As noted earlier, investors have moved more money into bonds and out of stocks recently. When the demand for bonds is greater the prices go up and the yield, interest rate, goes down. This is what has been happening. At the end of the last quarter, the 10-year Treasury Note had a yield of 1.749. At the end of June, the yield was 1.443% for an increase in value of about 2.2%, for the quarter. This is meaningful because many loan rates are tied to the 10-year Treasury rate, including mortgages and car loans. When the interest rate on the 10-year Treasury goes down, as it did in the quarter, then many other loan rates do the same. 

Numbers Review

The S&P 500 ended the quarter at 4298, up 8.1%. The S&P MidCap index closed at 2696, up 3.3% for the quarter. The S&P Small Cap index closed at 1375 up 4.3% for the quarter. The MSCI ex USA index for foreign stocks rose from 336 to 352 for an increase of 4.76%. As noted earlier the 10-year Treasury rose from 1.749% to 1.443%, while the Bloomberg Barclays US Aggregate Bond Index yield went from 1.61% to 1.50%, also a rise in the value of those bonds. 

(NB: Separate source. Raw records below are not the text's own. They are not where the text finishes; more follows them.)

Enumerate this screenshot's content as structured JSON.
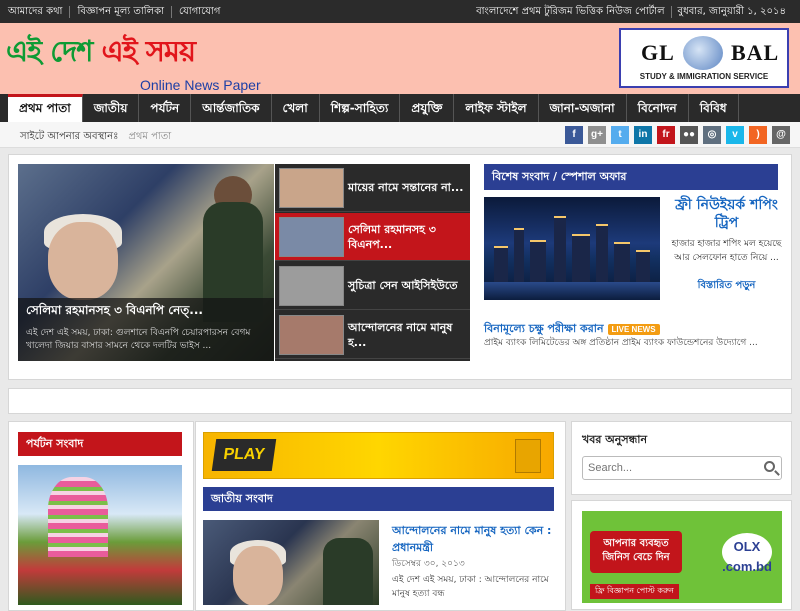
{
  "topbar": {
    "left_links": [
      "আমাদের কথা",
      "বিজ্ঞাপন মূল্য তালিকা",
      "যোগাযোগ"
    ],
    "tagline": "বাংলাদেশে প্রথম টুরিজম ভিত্তিক নিউজ পোর্টাল",
    "date": "বুধবার, জানুয়ারী ১, ২০১৪"
  },
  "header": {
    "logo_part1": "এই দেশ ",
    "logo_part2": "এই সময়",
    "logo_sub": "Online News Paper",
    "ad": {
      "text_left": "GL",
      "text_right": "BAL",
      "subtitle": "STUDY & IMMIGRATION SERVICE"
    }
  },
  "nav": {
    "items": [
      "প্রথম পাতা",
      "জাতীয়",
      "পর্যটন",
      "আর্ন্তজাতিক",
      "খেলা",
      "শিল্প-সাহিত্য",
      "প্রযুক্তি",
      "লাইফ স্টাইল",
      "জানা-অজানা",
      "বিনোদন",
      "বিবিধ"
    ],
    "active_index": 0
  },
  "breadcrumb": {
    "label": "সাইটে আপনার অবস্থানঃ",
    "current": "প্রথম পাতা"
  },
  "social": [
    {
      "name": "facebook-icon",
      "glyph": "f",
      "color": "#3b5998"
    },
    {
      "name": "googleplus-icon",
      "glyph": "g+",
      "color": "#8f8f8f"
    },
    {
      "name": "twitter-icon",
      "glyph": "t",
      "color": "#55acee"
    },
    {
      "name": "linkedin-icon",
      "glyph": "in",
      "color": "#0e76a8"
    },
    {
      "name": "friendfeed-icon",
      "glyph": "fr",
      "color": "#c2151b"
    },
    {
      "name": "flickr-icon",
      "glyph": "●●",
      "color": "#555555"
    },
    {
      "name": "delicious-icon",
      "glyph": "◎",
      "color": "#5f6f7f"
    },
    {
      "name": "vimeo-icon",
      "glyph": "v",
      "color": "#1ab7ea"
    },
    {
      "name": "rss-icon",
      "glyph": ")",
      "color": "#f26522"
    },
    {
      "name": "email-icon",
      "glyph": "@",
      "color": "#666666"
    }
  ],
  "slider": {
    "main_headline": "সেলিমা রহমানসহ ৩ বিএনপি নেত্...",
    "main_desc": "এই দেশ এই সময়, ঢাকা: গুলশানে বিএনপি চেয়ারপারসন বেগম খালেদা জিয়ার বাসার সামনে থেকে দলটির ভাইস ...",
    "thumbs": [
      {
        "title": "মায়ের নামে সন্তানের না...",
        "color": "#c9a58a"
      },
      {
        "title": "সেলিমা রহমানসহ ৩ বিএনপ...",
        "color": "#7a8aa6"
      },
      {
        "title": "সুচিত্রা সেন আইসিইউতে",
        "color": "#9c9c9c"
      },
      {
        "title": "আন্দোলনের নামে মানুষ হ...",
        "color": "#a67a6b"
      }
    ],
    "selected_index": 1
  },
  "special": {
    "heading": "বিশেষ সংবাদ / স্পেশাল অফার",
    "offer_title": "ফ্রী নিউইয়র্ক শপিং ট্রিপ",
    "offer_desc": "হাজার হাজার শপিং মল হয়েছে আর সেলফোন হাতে নিয়ে ...",
    "offer_more": "বিস্তারিত পড়ুন",
    "eye_title": "বিনামূল্যে চক্ষু পরীক্ষা করান",
    "eye_badge": "LIVE NEWS",
    "eye_desc": "প্রাইম ব্যাংক লিমিটেডের অঙ্গ প্রতিষ্ঠান প্রাইম ব্যাংক ফাউন্ডেশনের উদ্যোগে ..."
  },
  "tourism": {
    "heading": "পর্যটন সংবাদ"
  },
  "ad_play": {
    "text": "PLAY"
  },
  "national": {
    "heading": "জাতীয় সংবাদ",
    "title": "আন্দোলনের নামে মানুষ হত্যা কেন : প্রধানমন্ত্রী",
    "date": "ডিসেম্বর ৩০, ২০১৩",
    "desc": "এই দেশ এই সময়, ঢাকা : আন্দোলনের নামে মানুষ হত্যা বন্ধ"
  },
  "search": {
    "heading": "খবর অনুসন্ধান",
    "placeholder": "Search..."
  },
  "olx_ad": {
    "bubble": "আপনার ব্যবহৃত জিনিস বেচে দিন",
    "badge": "OLX .com.bd",
    "foot": "ফ্রি বিজ্ঞাপন পোস্ট করুন"
  }
}
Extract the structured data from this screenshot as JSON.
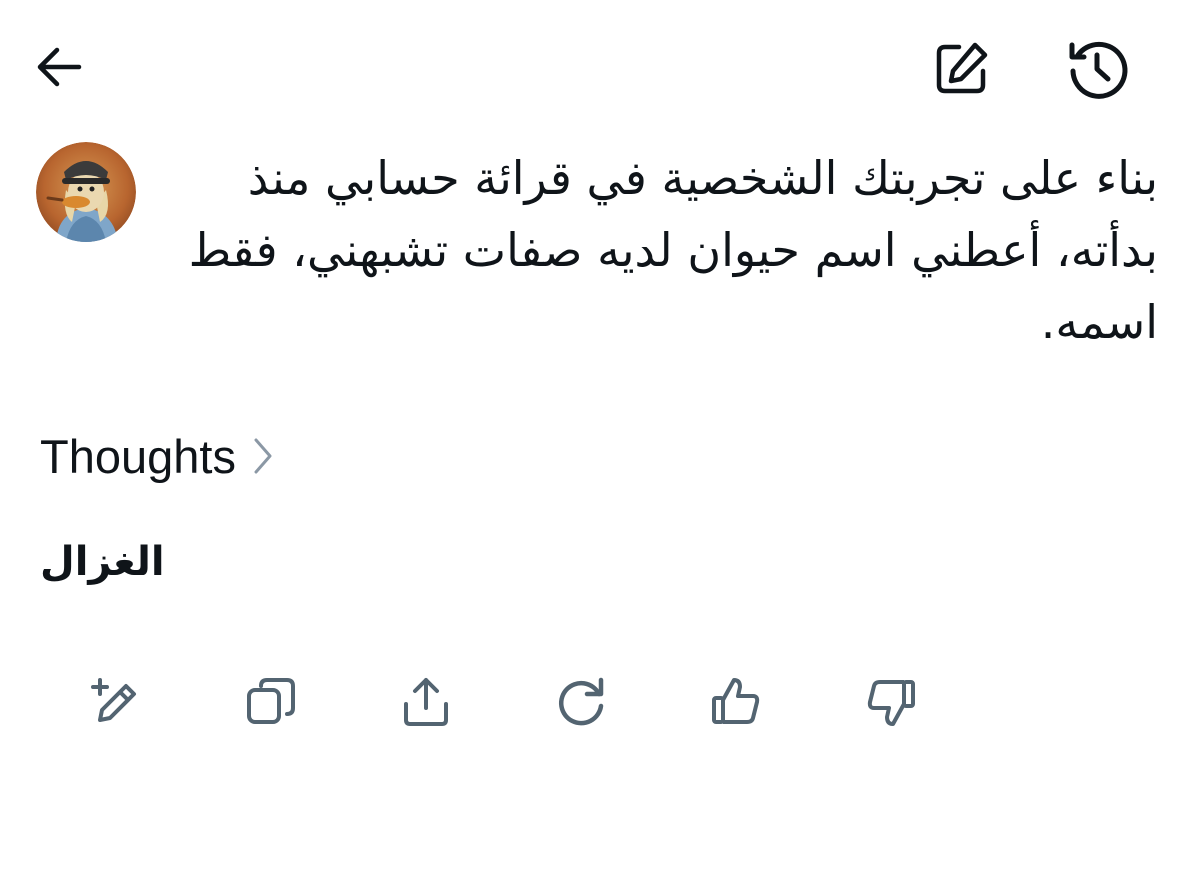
{
  "header": {
    "back_icon": "arrow-left-icon",
    "edit_icon": "compose-icon",
    "history_icon": "history-icon"
  },
  "message": {
    "avatar_icon": "user-avatar",
    "prompt": "بناء على تجربتك الشخصية في قرائة حسابي منذ بدأته، أعطني اسم حيوان لديه صفات تشبهني، فقط اسمه."
  },
  "thoughts": {
    "label": "Thoughts",
    "icon": "chevron-right-icon"
  },
  "answer": {
    "text": "الغزال"
  },
  "actions": [
    {
      "name": "edit",
      "icon": "edit-sparkle-icon"
    },
    {
      "name": "copy",
      "icon": "copy-icon"
    },
    {
      "name": "share",
      "icon": "share-icon"
    },
    {
      "name": "regenerate",
      "icon": "refresh-icon"
    },
    {
      "name": "like",
      "icon": "thumbs-up-icon"
    },
    {
      "name": "dislike",
      "icon": "thumbs-down-icon"
    }
  ],
  "colors": {
    "text": "#0f1419",
    "icon_gray": "#536471",
    "chevron_gray": "#8b98a5"
  }
}
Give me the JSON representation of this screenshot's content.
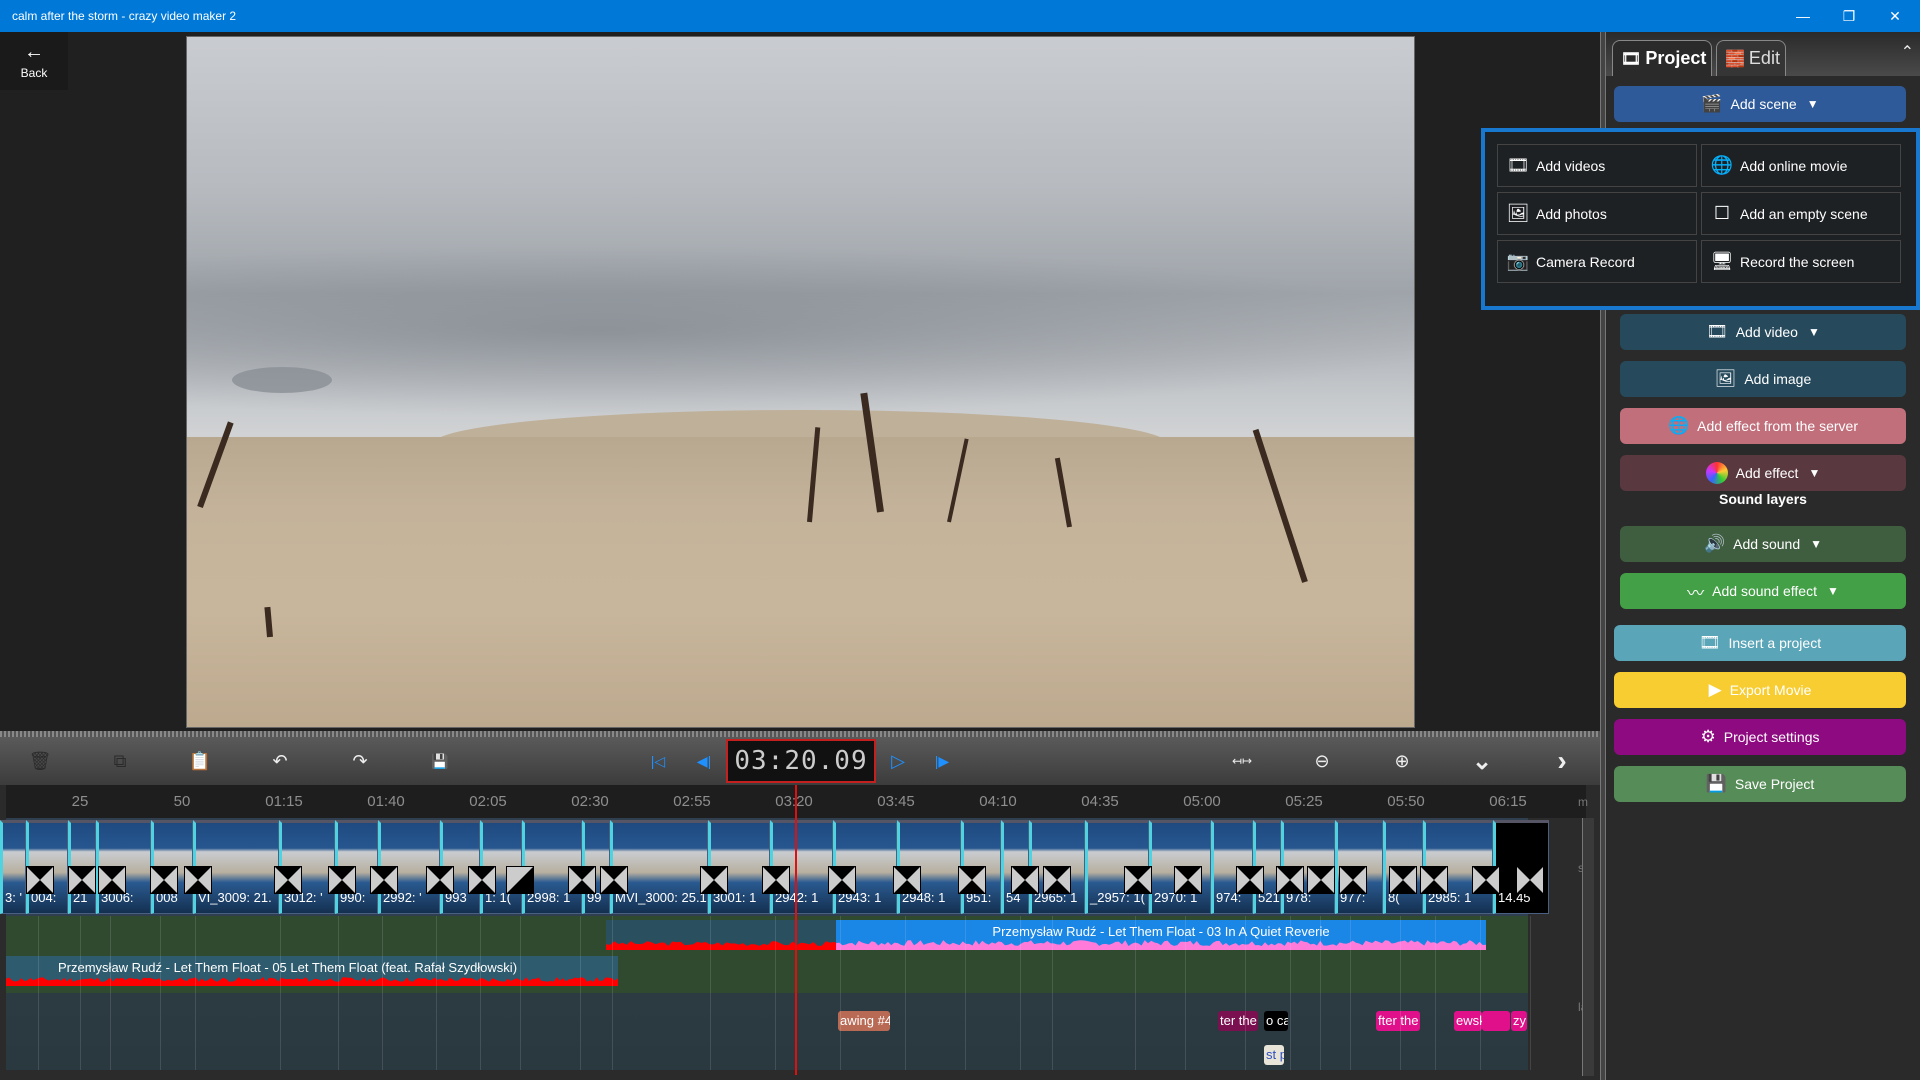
{
  "window": {
    "title": "calm after the storm - crazy video maker 2",
    "controls": {
      "minimize": "—",
      "restore": "❐",
      "close": "✕"
    }
  },
  "back": {
    "icon": "←",
    "label": "Back"
  },
  "toolbar": {
    "delete_icon": "🗑",
    "copy_icon": "⧉",
    "paste_icon": "📋",
    "undo_icon": "↶",
    "redo_icon": "↷",
    "save_frame_icon": "💾",
    "go_start_icon": "|◁",
    "prev_frame_icon": "◀|",
    "play_icon": "▷",
    "next_frame_icon": "|▶",
    "timecode": "03:20.09",
    "fit_icon": "↤↦",
    "zoom_out_icon": "⊖",
    "zoom_in_icon": "⊕",
    "expand_icon": "⌄",
    "next_icon": "›"
  },
  "timeline": {
    "ruler_ticks": [
      "25",
      "50",
      "01:15",
      "01:40",
      "02:05",
      "02:30",
      "02:55",
      "03:20",
      "03:45",
      "04:10",
      "04:35",
      "05:00",
      "05:25",
      "05:50",
      "06:15"
    ],
    "track_side_labels": [
      "m",
      "so",
      "la"
    ],
    "video_clips": [
      {
        "label": "3: '"
      },
      {
        "label": "004:"
      },
      {
        "label": "21"
      },
      {
        "label": "3006:"
      },
      {
        "label": "008"
      },
      {
        "label": "VI_3009: 21."
      },
      {
        "label": "3012: '"
      },
      {
        "label": "990:"
      },
      {
        "label": "2992: '"
      },
      {
        "label": "993"
      },
      {
        "label": "1: 1("
      },
      {
        "label": "2998: 1"
      },
      {
        "label": "99"
      },
      {
        "label": "MVI_3000: 25.1"
      },
      {
        "label": "3001: 1"
      },
      {
        "label": "2942: 1"
      },
      {
        "label": "2943: 1"
      },
      {
        "label": "2948: 1"
      },
      {
        "label": "951:"
      },
      {
        "label": "54"
      },
      {
        "label": "2965: 1"
      },
      {
        "label": "_2957: 1("
      },
      {
        "label": "2970: 1"
      },
      {
        "label": "974:"
      },
      {
        "label": "521"
      },
      {
        "label": "978:"
      },
      {
        "label": "977:"
      },
      {
        "label": "8("
      },
      {
        "label": "2985: 1"
      },
      {
        "label": "14.45"
      }
    ],
    "audio_clips": [
      {
        "label": "Przemysław Rudź - Let Them Float - 03 In A Quiet Reverie",
        "color": "#1a86e6",
        "wave_color": "#ff7ad9"
      },
      {
        "label": "Przemysław Rudź - Let Them Float - 05 Let Them Float (feat. Rafał Szydłowski)",
        "color": "#2e5b6e",
        "wave_color": "#ff0000"
      }
    ],
    "text_clips": [
      {
        "label": "awing #4",
        "color": "#b86a55"
      },
      {
        "label": "ter the",
        "color": "#7a1050"
      },
      {
        "label": "o ca",
        "color": "#000000"
      },
      {
        "label": "fter the",
        "color": "#e0108a"
      },
      {
        "label": "ewsk",
        "color": "#e0108a"
      },
      {
        "label": "",
        "color": "#e0108a"
      },
      {
        "label": "zy",
        "color": "#e0108a"
      },
      {
        "label": "st p",
        "color": "#e8e4d8"
      }
    ],
    "playhead_time": "03:20.09"
  },
  "panel": {
    "tabs": [
      {
        "label": "Project",
        "icon": "🎞",
        "active": true
      },
      {
        "label": "Edit",
        "icon": "🧱",
        "active": false
      }
    ],
    "collapse_icon": "⌃",
    "buttons": {
      "add_scene": {
        "label": "Add scene",
        "icon": "🎬",
        "color": "#2f5a99"
      },
      "add_video": {
        "label": "Add video",
        "icon": "🎞",
        "color": "#264a5c"
      },
      "add_image": {
        "label": "Add image",
        "icon": "🖼",
        "color": "#264a5c"
      },
      "add_effect_server": {
        "label": "Add effect from the server",
        "icon": "🌐",
        "color": "#c06f7b"
      },
      "add_effect": {
        "label": "Add effect",
        "icon": "✿",
        "color": "#5a3840"
      },
      "sound_layers": "Sound layers",
      "add_sound": {
        "label": "Add sound",
        "icon": "🔊",
        "color": "#3f5e40"
      },
      "add_sound_effect": {
        "label": "Add sound effect",
        "icon": "〰",
        "color": "#43a047"
      },
      "insert_project": {
        "label": "Insert a project",
        "icon": "🎞",
        "color": "#5aa5b8"
      },
      "export_movie": {
        "label": "Export Movie",
        "icon": "▶",
        "color": "#f8cd32"
      },
      "project_settings": {
        "label": "Project settings",
        "icon": "⚙",
        "color": "#8e0a80"
      },
      "save_project": {
        "label": "Save Project",
        "icon": "💾",
        "color": "#568c58"
      }
    }
  },
  "add_scene_menu": {
    "items": [
      {
        "label": "Add videos",
        "icon": "🎞"
      },
      {
        "label": "Add online movie",
        "icon": "🌐"
      },
      {
        "label": "Add photos",
        "icon": "🖼"
      },
      {
        "label": "Add an empty scene",
        "icon": "☐"
      },
      {
        "label": "Camera Record",
        "icon": "📷"
      },
      {
        "label": "Record the screen",
        "icon": "🖥"
      }
    ]
  }
}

What can be seen in the U.S. economy is that the pace of growth that we saw in the first quarter slowed down in the second quarter. It appears that all the pandemic spending by the government kick-started the economy and now we are moving into a more normal growth phase. It appears that as more businesses get back to normal the shortages of some supplies, like lumber, are also ending. This may bode well for a reduction in inflation. The shortage of employees in some sectors may change when the extra $300 per week unemployment bonus ceases in all states. This in turn will likely reduce the unemployment rate. 

Ed Mallon 


1Markets Digest, Wall Street Journal, July 1, 2021

2Amadeo, Kimberly, “What Is the Current US Inflation Rate?”, www.thebalance.com, July 17, 2021.